135.
Ils attendent, nerveux. Une heure plus tard Fetnat Wade revient, le visage inexpressif.
— Alors, Vicomte ?
— J’ai vu leur grand chef.
— Ismir ?
— En personne. Nous avons palabré. Il a dit textuellement : « Tant que je serai vivant, vous ne pourrez pas être tranquilles si vous ne nous livrez pas la fille. » Il a ajouté : « Une fille pour un chien de compétition, ce n’est pas cher. »
— Et tu as répondu quoi, Vicomte ?
— Qu’on lui donnerait Cassandre.
Kim réagit :
— Tu n’as donc rien négocié pendant tes fameuses palabres ?

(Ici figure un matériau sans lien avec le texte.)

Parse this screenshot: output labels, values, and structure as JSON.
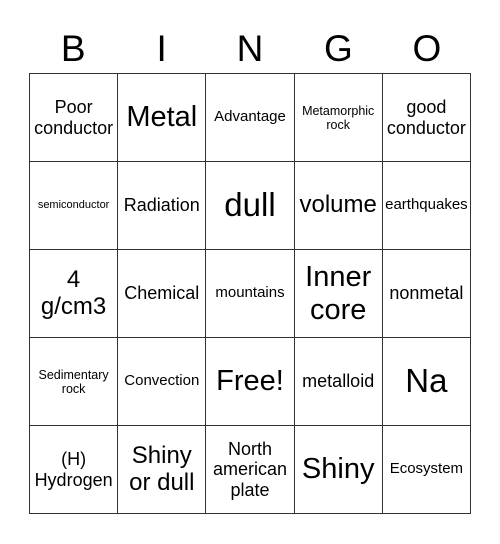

— Si, j’ai gagné du temps et c’est cela qui est important. Le temps est notre arme, il me semble, dit-il en désignant le pot de fleur où il a planté le prunier.
— Pourquoi les Albanais t’accorderaient-t-ils du temps ?
— Il faut parler aux gens avec leur langage. J’ai prononcé des phrases qu’ils pouvaient comprendre.
— Quoi ?
— J’ai dit que, pour l’instant, Kim et Orlando avaient attaché la fille nue dans une pièce et qu’ils s’amusaient avec elle.
— Et alors ?
— Ismir m’a lancé un clin d’œil compréhensif et il a accepté d’attendre. Il m’a juste demandé de vous dire quelque chose : « Ne me l’amochez pas trop, ne lui faites pas de marques ou de cicatrices qu’on ne puisse pas camoufler ensuite. » Il a dit que les femmes, c’est comme les voitures, on peut les maquiller pour les rendre présentables pour la vente, mais il y a des pièces cassées qu’on ne peut plus remplacer.
Cassandre n’ose comprendre. Kim secoue la tête :
— Tu as gagné combien de temps ?
— Un mois. Après, je lui ai promis qu’on lui refilerait la fille et que tous ses hommes pourraient lui passer dessus.
Cassandre déglutit.
— C’est ça, ton plan génial ? questionne Orlando un peu dubitatif.
— Non. Je ne suis pas revenu les mains vides, dit-il.
Fetnat Wade sort de la profonde poche de son boubou un petit morceau de tissu noir.
— J’ai pu couper discrètement ce bout de veste à la fin de notre discussion, pendant l’accolade d’au revoir. Suivez-moi !
Tous se retrouvent dans la hutte du sorcier sénégalais.
— Ismir a dit qu’il ne renoncerait pas à la fille tant qu’il sera vivant, hein ? Voilà ce que je vais réparer.
Il cherche dans ses cages et finit par en sélectionner une où se trouve un reptile à écailles jaunes et noires.
— Ce serpent est un trigonocéphale, sa morsure entraîne une mort foudroyante. Je vais le conditionner pour qu’il s’intéresse à l’odeur de notre roi de la traite des Blanches.
Le Sénégalais pose sur le feu un chaudron rempli d’eau. Puis, lorsque l’eau arrive à ébullition, il saisit le serpent avec une longue pince et le dépose dans un sac de plastique, avant de rajouter le morceau de tissu de la veste d’Ismir. Ensuite, il ferme le sac plastique contenant le serpent et le morceau de tissu et le place au-dessus de l’eau bouillante.
— Les serpents sont des animaux à sang froid, ils dorment avec le froid et ils se réveillent avec la chaleur. Mais, pour eux, un excès de chaleur est un supplice insupportable.
Le serpent se met à se débattre dans le sac en donnant de grands coups de queue qui menacent de déchirer le plastique.
— Là, il est très en colère, signale Fetnat. Et il associe ce moment de douleur terrible à l’odeur de la veste d’Ismir. Désormais, la chose qu’il va détester le plus, c’est cette odeur de sueur particulière. Il est conditionné pour tuer Ismir. Et il le fera.
C’est exactement ce qui a été accompli sur moi. On m’a conditionnée pour être obsédée par le futur. Comme on conditionne ce serpent à être obsédé par l’odeur de la sueur du chef des Albanais.
Ce reptile aussi ne réfléchit plus normalement. Sa vie est focalisée sur cet enjeu précis.
— Voilà, j’ai terminé d’armer mon missile à tête chercheuse, annonce le sorcier africain.
Il ouvre le sac et l’animal ouvre la gueule, les narines frémissantes, à la recherche de l’odeur maudite. Puis il rampe à toute vitesse vers l’est.
— Ce qu’Ismir ne sait pas, c’est que son futur est désormais écrit. À partir de cet instant, il est déjà mort.